Gold , frankincense and myrrh were standard gifts to honour a king or deity in the ancient world. These same gifts were offered to the god Apollo by King Seleucus II Callinicus in 243 BC. The gifts were foreseen by Isaiah in Chapter 60:6. Gold is a precious metal representing kingship, frankincense is a perfume or incense used to anoint for a priestly role, and myrrh is anointing oil used for embalming and is a prevision of his death. The well known Christmas carol ‘We Three Kings’ composed by John Henry Hopkins Jr. composed in 1857 explains it much more poetically than I can:
Frankincense to offer have I
Incense owns a Deity nigh
Prayer and praising, all men raising
Worship Him, God most high
Myrrh is mine, its bitter perfume
Breathes of life of gathering gloom
Sorrowing, sighing, bleeding, dying
Sealed in the stone-cold tomb.
Herod was enraged that the wise men did not return so, not knowing who the new king was, he resolved to kill every male child 2 years of age and younger in Bethlehem and its environs.

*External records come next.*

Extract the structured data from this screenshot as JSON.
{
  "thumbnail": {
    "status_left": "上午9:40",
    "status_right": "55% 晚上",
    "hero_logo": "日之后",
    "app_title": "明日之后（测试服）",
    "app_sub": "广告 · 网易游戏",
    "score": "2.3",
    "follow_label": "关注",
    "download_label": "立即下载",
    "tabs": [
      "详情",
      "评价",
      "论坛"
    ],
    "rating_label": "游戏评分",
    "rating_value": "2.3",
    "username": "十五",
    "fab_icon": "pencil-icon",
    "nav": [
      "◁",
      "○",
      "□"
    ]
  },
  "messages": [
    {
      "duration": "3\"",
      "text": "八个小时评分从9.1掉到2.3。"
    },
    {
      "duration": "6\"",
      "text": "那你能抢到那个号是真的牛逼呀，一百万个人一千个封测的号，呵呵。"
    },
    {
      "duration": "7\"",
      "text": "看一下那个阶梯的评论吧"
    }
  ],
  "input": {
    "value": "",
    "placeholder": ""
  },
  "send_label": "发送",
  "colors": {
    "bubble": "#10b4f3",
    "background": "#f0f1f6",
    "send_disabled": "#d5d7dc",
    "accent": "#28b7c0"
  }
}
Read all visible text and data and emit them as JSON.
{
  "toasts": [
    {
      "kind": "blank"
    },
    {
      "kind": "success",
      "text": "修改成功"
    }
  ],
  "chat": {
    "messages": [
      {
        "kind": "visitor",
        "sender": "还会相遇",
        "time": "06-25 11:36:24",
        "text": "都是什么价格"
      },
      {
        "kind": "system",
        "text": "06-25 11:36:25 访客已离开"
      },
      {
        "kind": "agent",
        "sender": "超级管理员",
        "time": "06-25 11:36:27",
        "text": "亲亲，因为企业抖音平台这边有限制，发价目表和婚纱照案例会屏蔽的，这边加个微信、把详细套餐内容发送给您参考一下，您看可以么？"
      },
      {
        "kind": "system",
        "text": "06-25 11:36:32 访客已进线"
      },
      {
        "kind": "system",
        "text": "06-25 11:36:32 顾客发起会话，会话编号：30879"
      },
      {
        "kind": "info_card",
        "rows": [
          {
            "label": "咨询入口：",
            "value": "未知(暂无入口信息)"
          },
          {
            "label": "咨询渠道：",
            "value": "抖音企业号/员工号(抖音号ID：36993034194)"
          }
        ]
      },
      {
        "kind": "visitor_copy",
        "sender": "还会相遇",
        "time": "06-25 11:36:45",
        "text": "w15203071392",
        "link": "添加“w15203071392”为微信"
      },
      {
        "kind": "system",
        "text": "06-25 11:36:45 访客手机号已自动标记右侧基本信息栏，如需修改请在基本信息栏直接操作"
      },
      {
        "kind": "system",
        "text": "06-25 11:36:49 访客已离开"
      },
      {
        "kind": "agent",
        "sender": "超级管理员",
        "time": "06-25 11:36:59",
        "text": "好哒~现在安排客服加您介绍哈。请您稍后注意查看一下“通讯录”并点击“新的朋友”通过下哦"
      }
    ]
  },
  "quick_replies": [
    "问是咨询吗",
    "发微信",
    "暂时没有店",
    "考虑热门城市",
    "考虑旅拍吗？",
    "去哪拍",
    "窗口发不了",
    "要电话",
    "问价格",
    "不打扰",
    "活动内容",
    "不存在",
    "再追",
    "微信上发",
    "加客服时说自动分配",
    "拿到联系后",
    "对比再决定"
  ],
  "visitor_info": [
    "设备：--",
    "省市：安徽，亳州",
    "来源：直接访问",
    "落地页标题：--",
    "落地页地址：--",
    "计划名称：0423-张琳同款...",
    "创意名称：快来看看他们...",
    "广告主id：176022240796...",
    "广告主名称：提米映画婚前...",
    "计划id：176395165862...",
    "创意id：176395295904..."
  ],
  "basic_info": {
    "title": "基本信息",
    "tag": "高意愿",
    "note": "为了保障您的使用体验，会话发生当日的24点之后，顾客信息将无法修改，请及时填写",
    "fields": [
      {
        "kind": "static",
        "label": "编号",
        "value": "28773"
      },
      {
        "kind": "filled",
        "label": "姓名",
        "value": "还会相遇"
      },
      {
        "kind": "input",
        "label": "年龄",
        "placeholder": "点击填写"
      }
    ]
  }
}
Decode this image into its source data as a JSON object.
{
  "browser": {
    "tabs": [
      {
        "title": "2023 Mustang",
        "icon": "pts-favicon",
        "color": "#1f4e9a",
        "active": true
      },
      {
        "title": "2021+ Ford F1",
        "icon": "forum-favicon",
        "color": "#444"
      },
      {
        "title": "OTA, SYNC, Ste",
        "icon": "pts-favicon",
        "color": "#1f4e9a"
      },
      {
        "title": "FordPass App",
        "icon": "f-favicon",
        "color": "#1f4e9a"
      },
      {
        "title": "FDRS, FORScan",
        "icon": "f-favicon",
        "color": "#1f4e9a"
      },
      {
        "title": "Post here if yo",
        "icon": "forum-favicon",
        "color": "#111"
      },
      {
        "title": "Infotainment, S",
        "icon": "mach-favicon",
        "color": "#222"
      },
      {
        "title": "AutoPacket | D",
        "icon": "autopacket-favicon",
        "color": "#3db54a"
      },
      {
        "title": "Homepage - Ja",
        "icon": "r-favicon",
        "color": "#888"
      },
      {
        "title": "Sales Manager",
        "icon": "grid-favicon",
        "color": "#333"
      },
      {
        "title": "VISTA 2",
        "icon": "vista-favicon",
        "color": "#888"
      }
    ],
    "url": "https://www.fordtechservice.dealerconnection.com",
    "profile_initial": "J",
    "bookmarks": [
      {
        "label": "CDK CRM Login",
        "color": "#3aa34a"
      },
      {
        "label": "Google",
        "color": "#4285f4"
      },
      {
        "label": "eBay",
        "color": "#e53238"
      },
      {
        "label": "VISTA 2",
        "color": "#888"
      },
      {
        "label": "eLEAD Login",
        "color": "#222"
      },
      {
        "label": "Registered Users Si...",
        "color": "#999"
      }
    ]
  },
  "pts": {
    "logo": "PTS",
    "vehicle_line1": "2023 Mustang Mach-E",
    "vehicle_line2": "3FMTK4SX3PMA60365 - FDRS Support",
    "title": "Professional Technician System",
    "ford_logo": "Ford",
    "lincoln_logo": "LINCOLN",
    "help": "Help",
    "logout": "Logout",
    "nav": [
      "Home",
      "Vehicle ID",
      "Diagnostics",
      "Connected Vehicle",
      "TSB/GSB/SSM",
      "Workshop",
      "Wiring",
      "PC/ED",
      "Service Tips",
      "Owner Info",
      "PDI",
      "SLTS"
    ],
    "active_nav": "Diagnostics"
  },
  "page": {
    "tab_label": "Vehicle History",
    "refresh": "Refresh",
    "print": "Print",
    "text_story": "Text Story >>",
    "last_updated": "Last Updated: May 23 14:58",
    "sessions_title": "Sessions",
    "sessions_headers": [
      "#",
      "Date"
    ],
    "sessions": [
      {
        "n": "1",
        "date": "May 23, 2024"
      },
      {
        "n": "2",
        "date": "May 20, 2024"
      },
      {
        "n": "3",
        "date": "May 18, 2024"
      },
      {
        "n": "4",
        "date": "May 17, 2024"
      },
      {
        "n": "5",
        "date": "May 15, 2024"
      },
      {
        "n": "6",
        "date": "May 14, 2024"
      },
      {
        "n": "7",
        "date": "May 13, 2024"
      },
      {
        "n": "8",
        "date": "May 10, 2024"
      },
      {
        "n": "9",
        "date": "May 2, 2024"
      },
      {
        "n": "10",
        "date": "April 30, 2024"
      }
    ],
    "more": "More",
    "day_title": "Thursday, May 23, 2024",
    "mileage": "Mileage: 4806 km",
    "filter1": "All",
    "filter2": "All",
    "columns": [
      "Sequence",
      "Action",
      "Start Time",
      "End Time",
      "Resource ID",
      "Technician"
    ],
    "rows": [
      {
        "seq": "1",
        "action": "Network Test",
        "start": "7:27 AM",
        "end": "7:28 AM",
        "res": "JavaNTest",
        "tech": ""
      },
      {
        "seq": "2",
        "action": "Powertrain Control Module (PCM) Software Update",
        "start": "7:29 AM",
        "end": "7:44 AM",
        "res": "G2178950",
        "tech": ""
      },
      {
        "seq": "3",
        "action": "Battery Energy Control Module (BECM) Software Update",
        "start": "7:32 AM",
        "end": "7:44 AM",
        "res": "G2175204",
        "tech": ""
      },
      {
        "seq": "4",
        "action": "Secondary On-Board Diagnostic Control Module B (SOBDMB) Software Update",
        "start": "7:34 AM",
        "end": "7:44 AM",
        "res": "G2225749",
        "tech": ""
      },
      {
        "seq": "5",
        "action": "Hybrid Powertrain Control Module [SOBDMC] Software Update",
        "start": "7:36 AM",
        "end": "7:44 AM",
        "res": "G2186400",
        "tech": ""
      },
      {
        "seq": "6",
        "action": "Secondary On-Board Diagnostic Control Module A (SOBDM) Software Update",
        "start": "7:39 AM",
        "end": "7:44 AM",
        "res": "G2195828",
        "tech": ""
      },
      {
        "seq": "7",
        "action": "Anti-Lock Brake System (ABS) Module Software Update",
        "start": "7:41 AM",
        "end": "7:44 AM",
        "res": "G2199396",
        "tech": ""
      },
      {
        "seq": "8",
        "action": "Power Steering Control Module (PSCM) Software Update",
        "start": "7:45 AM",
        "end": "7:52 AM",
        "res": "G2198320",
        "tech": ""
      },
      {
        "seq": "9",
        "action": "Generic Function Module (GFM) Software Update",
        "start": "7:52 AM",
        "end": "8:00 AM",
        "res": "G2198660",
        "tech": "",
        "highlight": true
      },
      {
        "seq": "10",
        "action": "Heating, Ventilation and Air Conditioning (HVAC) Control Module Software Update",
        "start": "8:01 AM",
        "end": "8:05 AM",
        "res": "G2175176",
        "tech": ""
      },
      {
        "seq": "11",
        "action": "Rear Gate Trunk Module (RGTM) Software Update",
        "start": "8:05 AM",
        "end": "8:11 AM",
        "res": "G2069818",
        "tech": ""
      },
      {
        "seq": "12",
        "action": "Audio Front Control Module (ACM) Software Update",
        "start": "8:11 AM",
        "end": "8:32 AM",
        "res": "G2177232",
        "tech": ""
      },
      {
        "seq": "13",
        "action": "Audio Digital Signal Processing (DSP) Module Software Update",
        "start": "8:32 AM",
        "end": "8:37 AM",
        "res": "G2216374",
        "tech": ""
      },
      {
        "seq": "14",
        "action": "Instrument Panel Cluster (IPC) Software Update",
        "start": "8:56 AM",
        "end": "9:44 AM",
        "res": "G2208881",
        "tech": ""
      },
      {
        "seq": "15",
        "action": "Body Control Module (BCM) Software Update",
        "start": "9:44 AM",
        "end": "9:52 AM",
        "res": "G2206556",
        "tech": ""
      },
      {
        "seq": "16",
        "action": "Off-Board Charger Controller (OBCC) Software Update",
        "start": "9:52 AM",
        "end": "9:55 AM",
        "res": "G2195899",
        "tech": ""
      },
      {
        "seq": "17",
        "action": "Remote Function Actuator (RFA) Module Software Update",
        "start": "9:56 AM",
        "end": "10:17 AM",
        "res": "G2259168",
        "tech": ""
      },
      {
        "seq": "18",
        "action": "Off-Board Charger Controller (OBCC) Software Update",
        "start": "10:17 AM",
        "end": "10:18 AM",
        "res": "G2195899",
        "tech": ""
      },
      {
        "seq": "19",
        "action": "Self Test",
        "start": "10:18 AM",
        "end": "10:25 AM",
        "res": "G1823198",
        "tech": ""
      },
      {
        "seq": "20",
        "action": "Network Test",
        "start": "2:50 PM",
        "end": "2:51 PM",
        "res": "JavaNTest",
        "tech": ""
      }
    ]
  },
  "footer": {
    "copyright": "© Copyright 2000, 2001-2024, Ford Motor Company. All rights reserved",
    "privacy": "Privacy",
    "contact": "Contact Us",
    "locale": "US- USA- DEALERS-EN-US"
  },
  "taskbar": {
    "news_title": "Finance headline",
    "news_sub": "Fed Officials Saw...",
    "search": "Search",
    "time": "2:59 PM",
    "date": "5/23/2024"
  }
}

Bethlehem was a small town with a population, according to renowned archaeologist and biblical scholar William F Albright, was about 300 so at most, 6 children were killed. Although still a horrific tragedy, it would hardy have been noteworthy considering the scope of Herod’s other atrocities.
The young family remained in Egypt until word came that Herod had died. Their plan was to return to Bethlehem which supports my view that this was their home; otherwise their first plan would have been to move directly to Nazareth. When they returned to Bethlehem, however, they learned that Herod’s son was reigning in his stead, so they continued on until they reached the small backwater town of Nazareth where they remained until Jesus was about 12 years of age. This seams a reasonable choice since they moved their when they were first married.
I did not cover all the details of the story, but hopefully I raised some points that you had not considered before. There is a lot of tradition that has evolved over the centuries, and much of it has found its way into our traditional hymns, but we need to see what the actual text says and be willing to put aside what we have been learning on the radio and in Sunday School. At least, that is the way I see it.